# Completely removing the intake resonator



## Blasirl (Mar 31, 2015)

I am not sure, but post a link to the video. I am not a big fan of CAI's though as there does not seem to be much information backed up by dyno results. It seems to me that once you remove the air box, all you get is hot air from the engine bay. I was looking at the WS6 style hoods that basically ram the air into the intake.


----------



## evilfix (Jan 13, 2017)

Blasirl said:


> I am not sure, but post a link to the video. I am not a big fan of CAI's though as there does not seem to be much information backed up by dyno results. It seems to me that once you remove the air box, all you get is hot air from the engine bay. I was looking at the WS6 style hoods that basically ram the air into the intake.



Here is that video


----------



## Blasirl (Mar 31, 2015)

evilfix said:


> Here is that video


How-To: Bypass the Intake Resonator 

In case you have not seen it, here is the follow-up:


----------



## evilfix (Jan 13, 2017)

Blasirl said:


> How-To: Bypass the Intake Resonator
> 
> In case you have not seen it, here is the follow-up:


I hadnt seen that, thanks.
He doesnt mention removing that other plastic piece, the resonator so i assume that doesnt need to be done?


----------



## Thebigzeus (Dec 2, 2018)

evilfix said:


> I hadnt seen that, thanks.
> He doesnt mention removing that other plastic piece, the resonator so i assume that doesnt need to be done?

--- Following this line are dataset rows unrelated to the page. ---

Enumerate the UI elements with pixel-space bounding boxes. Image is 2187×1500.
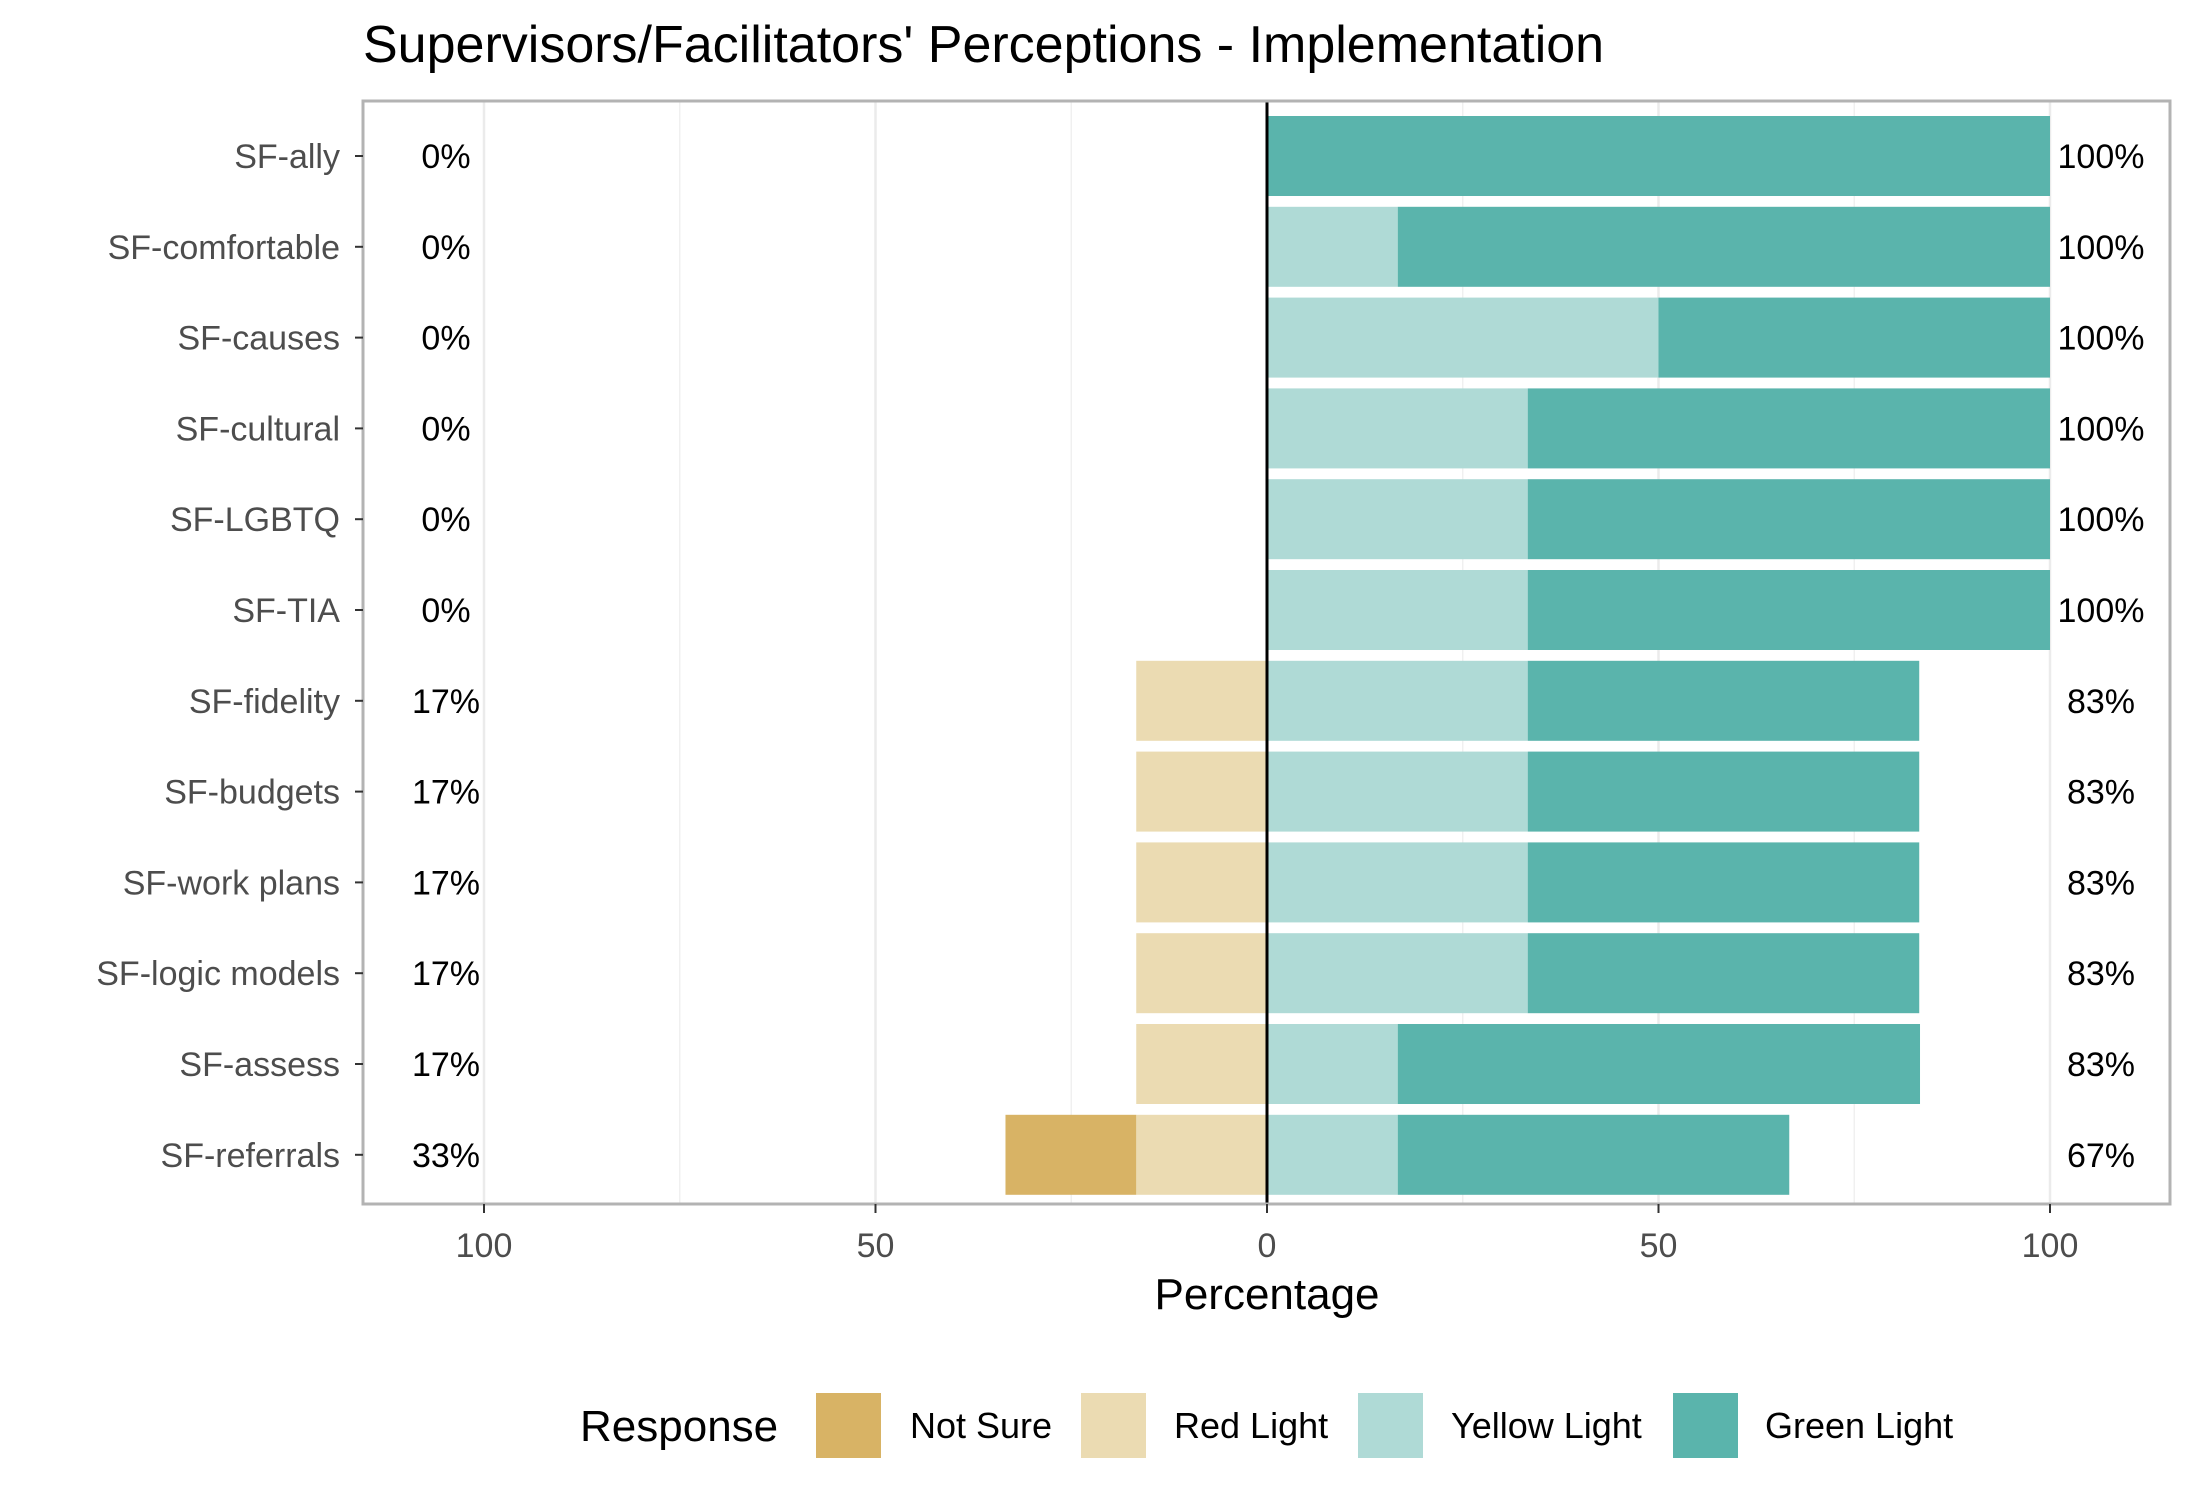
right-percentage-label: 100% bbox=[2058, 592, 2145, 630]
bar-segment-green-light bbox=[1527, 842, 1920, 923]
category-label: SF-budgets bbox=[164, 774, 340, 812]
left-percentage-label: 33% bbox=[412, 1137, 480, 1175]
left-percentage-label: 17% bbox=[412, 774, 480, 812]
bar-segment-yellow-light bbox=[1267, 297, 1659, 378]
bar-segment-red-light bbox=[1136, 933, 1267, 1014]
category-labels: SF-ally SF-comfortable SF-causes SF-cultura… bbox=[96, 138, 363, 1175]
legend-label: Not Sure bbox=[910, 1405, 1052, 1446]
x-tick-label: 100 bbox=[456, 1227, 513, 1265]
bar-segment-yellow-light bbox=[1267, 1114, 1398, 1195]
right-percentage-label: 83% bbox=[2067, 1046, 2135, 1084]
left-percentage-label: 17% bbox=[412, 955, 480, 993]
right-percentage-label: 83% bbox=[2067, 864, 2135, 902]
bars bbox=[1005, 116, 2050, 1195]
bar-segment-green-light bbox=[1527, 933, 1920, 1014]
right-percentage-label: 100% bbox=[2058, 320, 2145, 358]
bar-segment-green-light bbox=[1527, 479, 2050, 560]
bar-segment-green-light bbox=[1267, 116, 2050, 196]
left-percentage-label: 17% bbox=[412, 864, 480, 902]
category-label: SF-comfortable bbox=[108, 229, 340, 267]
left-percentage-label: 17% bbox=[412, 683, 480, 721]
legend-title: Response bbox=[580, 1402, 778, 1451]
percentage-labels: 0% 0% 0% 0% 0% 0% 17% 17% 17% 17% 17% 33% 100% 100% 10… bbox=[412, 138, 2145, 1175]
left-percentage-label: 0% bbox=[421, 320, 470, 358]
bar-segment-red-light bbox=[1136, 660, 1267, 741]
bar-segment-green-light bbox=[1397, 1024, 1921, 1104]
legend-key-not-sure bbox=[814, 1391, 883, 1460]
bar-segment-yellow-light bbox=[1267, 933, 1528, 1014]
left-percentage-label: 0% bbox=[421, 410, 470, 448]
left-percentage-label: 0% bbox=[421, 138, 470, 176]
legend-label: Green Light bbox=[1765, 1405, 1953, 1446]
bar-segment-yellow-light bbox=[1267, 842, 1528, 923]
x-tick-label: 100 bbox=[2022, 1227, 2079, 1265]
x-tick-label: 0 bbox=[1258, 1227, 1277, 1265]
right-percentage-label: 100% bbox=[2058, 138, 2145, 176]
bar-segment-green-light bbox=[1527, 660, 1920, 741]
bar-segment-red-light bbox=[1136, 1114, 1267, 1195]
bar-segment-yellow-light bbox=[1267, 570, 1528, 650]
legend-label: Yellow Light bbox=[1451, 1405, 1642, 1446]
right-percentage-label: 83% bbox=[2067, 955, 2135, 993]
legend-key-red-light bbox=[1079, 1391, 1148, 1460]
legend-key-yellow-light bbox=[1356, 1391, 1425, 1460]
chart-title: Supervisors/Facilitators' Perceptions - … bbox=[363, 16, 1604, 74]
bar-segment-green-light bbox=[1658, 297, 2050, 378]
bar-segment-yellow-light bbox=[1267, 660, 1528, 741]
bar-segment-red-light bbox=[1136, 842, 1267, 923]
right-percentage-label: 67% bbox=[2067, 1137, 2135, 1175]
category-label: SF-causes bbox=[178, 320, 341, 358]
left-percentage-label: 0% bbox=[421, 229, 470, 267]
bar-segment-yellow-light bbox=[1267, 479, 1528, 560]
right-percentage-label: 83% bbox=[2067, 774, 2135, 812]
category-label: SF-logic models bbox=[96, 955, 340, 993]
bar-segment-red-light bbox=[1136, 751, 1267, 832]
bar-segment-green-light bbox=[1527, 570, 2050, 650]
x-tick-label: 50 bbox=[857, 1227, 895, 1265]
bar-segment-green-light bbox=[1397, 206, 2050, 287]
legend-label: Red Light bbox=[1174, 1405, 1328, 1446]
category-label: SF-referrals bbox=[161, 1137, 340, 1175]
category-label: SF-LGBTQ bbox=[170, 501, 340, 539]
left-percentage-label: 17% bbox=[412, 1046, 480, 1084]
x-axis-title: Percentage bbox=[1154, 1270, 1379, 1319]
category-label: SF-TIA bbox=[232, 592, 340, 630]
right-percentage-label: 100% bbox=[2058, 501, 2145, 539]
category-label: SF-fidelity bbox=[189, 683, 340, 721]
category-label: SF-assess bbox=[179, 1046, 340, 1084]
bar-segment-yellow-light bbox=[1267, 388, 1528, 469]
bar-segment-not-sure bbox=[1005, 1114, 1137, 1195]
bar-segment-yellow-light bbox=[1267, 751, 1528, 832]
category-label: SF-work plans bbox=[123, 864, 340, 902]
category-label: SF-ally bbox=[234, 138, 340, 176]
bar-segment-green-light bbox=[1527, 751, 1920, 832]
right-percentage-label: 83% bbox=[2067, 683, 2135, 721]
bar-segment-yellow-light bbox=[1267, 1024, 1398, 1104]
bar-segment-green-light bbox=[1527, 388, 2050, 469]
right-percentage-label: 100% bbox=[2058, 410, 2145, 448]
bar-segment-yellow-light bbox=[1267, 206, 1398, 287]
x-tick-label: 50 bbox=[1640, 1227, 1678, 1265]
category-label: SF-cultural bbox=[176, 410, 340, 448]
legend: Response Not Sure Red Light Yellow Light Gr… bbox=[580, 1391, 1953, 1460]
right-percentage-label: 100% bbox=[2058, 229, 2145, 267]
bar-segment-green-light bbox=[1397, 1114, 1790, 1195]
bar-segment-red-light bbox=[1136, 1024, 1267, 1104]
left-percentage-label: 0% bbox=[421, 501, 470, 539]
left-percentage-label: 0% bbox=[421, 592, 470, 630]
x-axis-ticks: 100 50 0 50 100 bbox=[456, 1204, 2079, 1265]
legend-key-green-light bbox=[1671, 1391, 1740, 1460]
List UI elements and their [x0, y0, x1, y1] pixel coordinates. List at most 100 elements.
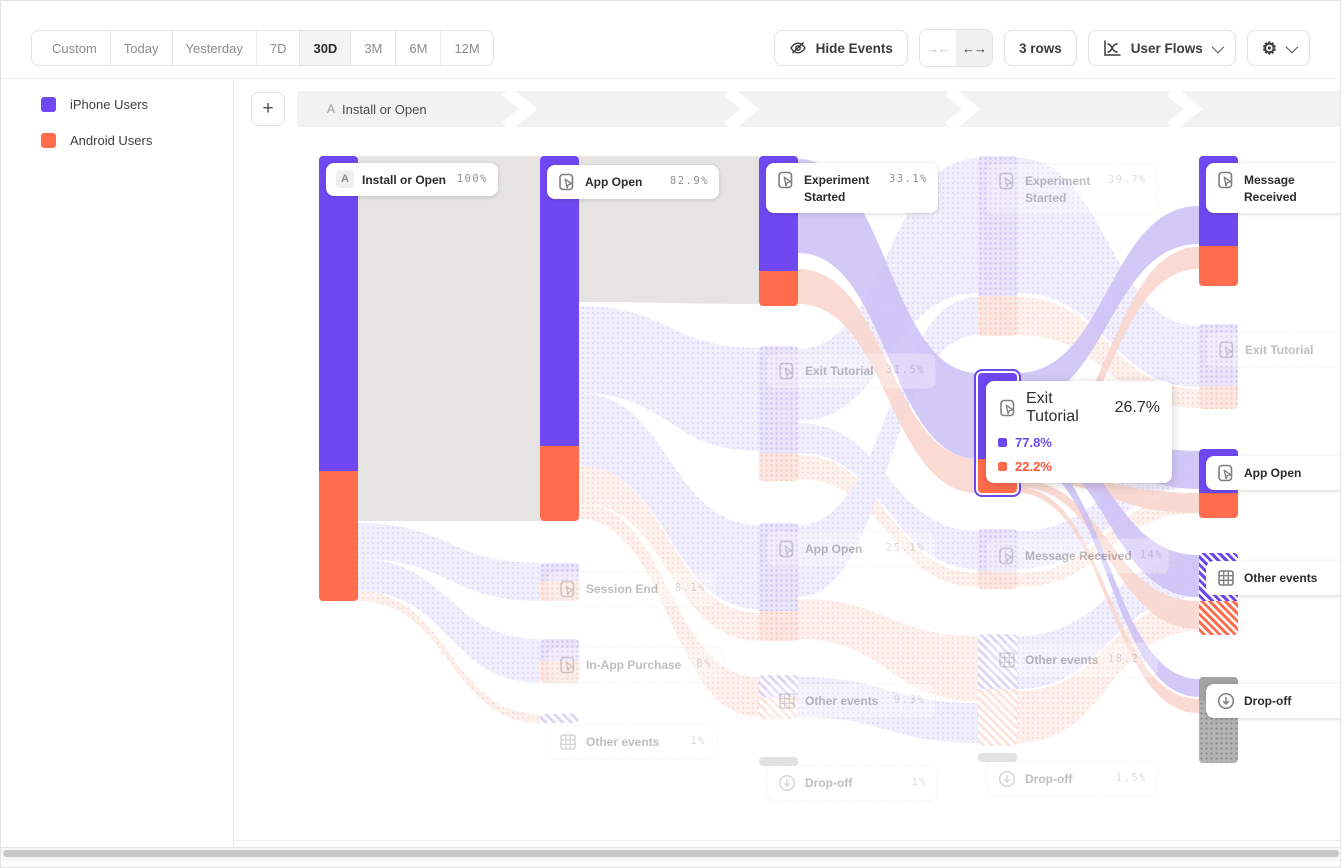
node-label: Message Received	[1244, 173, 1297, 204]
node-label: In-App Purchase	[586, 658, 682, 672]
sankey-link	[358, 156, 540, 521]
node-segment	[540, 446, 579, 521]
node-segment	[1199, 324, 1238, 386]
node-card-other2[interactable]: Other events 1%	[547, 724, 717, 760]
expand-columns-button[interactable]: ←→	[955, 30, 992, 66]
date-range-custom[interactable]: Custom	[32, 31, 110, 65]
node-segment	[978, 753, 1017, 762]
node-segment	[759, 757, 798, 766]
sankey-link	[358, 523, 540, 601]
date-range-30d[interactable]: 30D	[299, 31, 351, 65]
drop-off-icon	[777, 773, 797, 793]
node-label: Experiment Started	[804, 173, 870, 204]
node-card-appopen5[interactable]: App Open	[1206, 456, 1340, 490]
breakdown-swatch	[998, 462, 1007, 471]
sankey-node-bar-install[interactable]	[319, 156, 358, 601]
node-segment	[540, 639, 579, 661]
sankey-node-bar-appopen2[interactable]	[540, 156, 579, 521]
breadcrumb: A Install or Open	[297, 91, 1340, 127]
node-card-appopen3[interactable]: App Open 25.1%	[766, 531, 936, 567]
node-segment	[759, 271, 798, 306]
legend-item-iphone-users[interactable]: iPhone Users	[41, 97, 233, 112]
event-icon	[1216, 170, 1236, 190]
node-label: App Open	[805, 542, 863, 556]
date-range-label: 3M	[364, 40, 383, 56]
node-card-expstart3[interactable]: Experiment Started 33.1%	[766, 163, 938, 213]
date-range-label: 6M	[409, 40, 428, 56]
sankey-node-bar-expstart4[interactable]	[978, 156, 1017, 336]
sankey-link	[798, 297, 978, 597]
node-label: Experiment Started	[1025, 174, 1091, 205]
legend-sidebar: iPhone Users Android Users	[1, 79, 234, 847]
date-range-3m[interactable]: 3M	[350, 31, 396, 65]
node-segment	[1199, 386, 1238, 409]
node-card-appopen2[interactable]: App Open 82.9%	[547, 165, 719, 199]
legend-item-android-users[interactable]: Android Users	[41, 133, 233, 148]
node-card-install[interactable]: A Install or Open 100%	[326, 163, 498, 196]
date-range-today[interactable]: Today	[109, 31, 172, 65]
date-range-label: 7D	[269, 40, 287, 56]
rows-button[interactable]: 3 rows	[1003, 30, 1077, 66]
node-card-exit5[interactable]: Exit Tutorial	[1206, 332, 1340, 368]
node-card-drop3[interactable]: Drop-off 1%	[766, 765, 938, 801]
legend-swatch	[41, 97, 56, 112]
toolbar: Custom Today Yesterday 7D 30D 3M 6M 12M Hide Ev…	[1, 1, 1340, 79]
node-card-other4[interactable]: Other events 18.2%	[986, 642, 1158, 678]
node-card-msg5[interactable]: Message Received	[1206, 163, 1340, 213]
node-segment	[540, 156, 579, 446]
sankey-node-bar-appopen3[interactable]	[759, 523, 798, 641]
date-range-7d[interactable]: 7D	[255, 31, 300, 65]
node-segment	[978, 529, 1017, 571]
event-icon	[998, 398, 1018, 418]
sankey-link	[1017, 487, 1199, 713]
scrollbar-thumb[interactable]	[3, 850, 1339, 857]
add-step-button[interactable]: +	[251, 92, 285, 126]
node-segment	[978, 156, 1017, 296]
date-range-6m[interactable]: 6M	[395, 31, 441, 65]
event-icon	[558, 579, 578, 599]
node-tooltip-exit4: Exit Tutorial 26.7% 77.8% 22.2%	[986, 381, 1172, 483]
date-range-label: 12M	[454, 40, 480, 56]
node-card-msg4[interactable]: Message Received 14%	[986, 538, 1169, 574]
chart-bottom-divider	[234, 840, 1340, 841]
event-icon	[997, 546, 1017, 566]
date-range-label: 30D	[313, 40, 338, 56]
node-card-drop4[interactable]: Drop-off 1.5%	[986, 761, 1158, 797]
breakdown-value: 22.2%	[1015, 459, 1052, 474]
legend-label: iPhone Users	[70, 97, 149, 112]
grid-icon	[777, 691, 797, 711]
date-range-yesterday[interactable]: Yesterday	[171, 31, 256, 65]
breadcrumb-step-A[interactable]: A Install or Open	[327, 91, 427, 127]
node-card-exit3[interactable]: Exit Tutorial 31.5%	[766, 353, 936, 389]
sankey-node-bar-exit3[interactable]	[759, 346, 798, 481]
sankey-node-bar-drop4[interactable]	[978, 753, 1017, 762]
node-segment	[759, 675, 798, 697]
view-selector-button[interactable]: User Flows	[1087, 30, 1236, 66]
node-card-other5[interactable]: Other events	[1206, 561, 1340, 595]
sankey-node-bar-other2[interactable]	[540, 714, 579, 723]
hide-events-button[interactable]: Hide Events	[773, 30, 908, 66]
node-card-iap[interactable]: In-App Purchase 8%	[547, 647, 723, 683]
node-card-drop5[interactable]: Drop-off	[1206, 684, 1340, 718]
node-card-expstart4[interactable]: Experiment Started 39.7%	[986, 163, 1158, 215]
sankey-link	[1017, 297, 1199, 408]
toolbar-right: Hide Events →← ←→ 3 rows User Flows	[773, 29, 1310, 67]
sankey-node-bar-exit5[interactable]	[1199, 324, 1238, 409]
sankey-node-bar-other4[interactable]	[978, 634, 1017, 746]
node-label: Exit Tutorial	[1026, 390, 1079, 425]
node-pct: 1%	[690, 735, 706, 747]
event-icon	[1216, 463, 1236, 483]
node-segment	[1199, 246, 1238, 286]
settings-button[interactable]: ⚙	[1246, 30, 1310, 66]
date-range-12m[interactable]: 12M	[440, 31, 493, 65]
legend-label: Android Users	[70, 133, 153, 148]
sankey-node-bar-drop3[interactable]	[759, 757, 798, 766]
node-card-session[interactable]: Session End 8.1%	[547, 571, 717, 607]
sankey-node-bar-msg4[interactable]	[978, 529, 1017, 589]
sankey-link	[1017, 206, 1199, 403]
collapse-columns-button[interactable]: →←	[919, 30, 956, 66]
node-card-other3[interactable]: Other events 9.3%	[766, 683, 936, 719]
horizontal-scrollbar[interactable]	[1, 847, 1340, 861]
sankey-link	[1017, 480, 1199, 629]
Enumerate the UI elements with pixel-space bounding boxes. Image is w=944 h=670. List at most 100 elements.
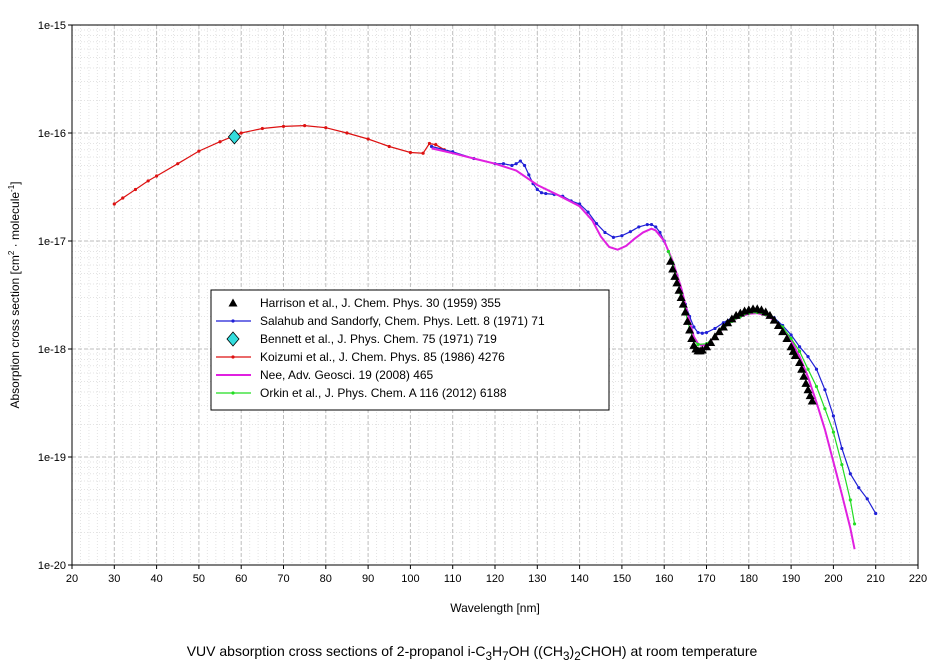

I removed mine fully, but you can simply just disconnect it.


----------



## Blasirl (Mar 31, 2015)

evilfix said:


> I hadnt seen that, thanks.
> He doesnt mention removing that other plastic piece, the resonator so i assume that doesnt need to be done?


Did you read the tutorial?

EDIT: Here is a second one as well: DIY Delete Air Intake Resonator (Pic heavy)


----------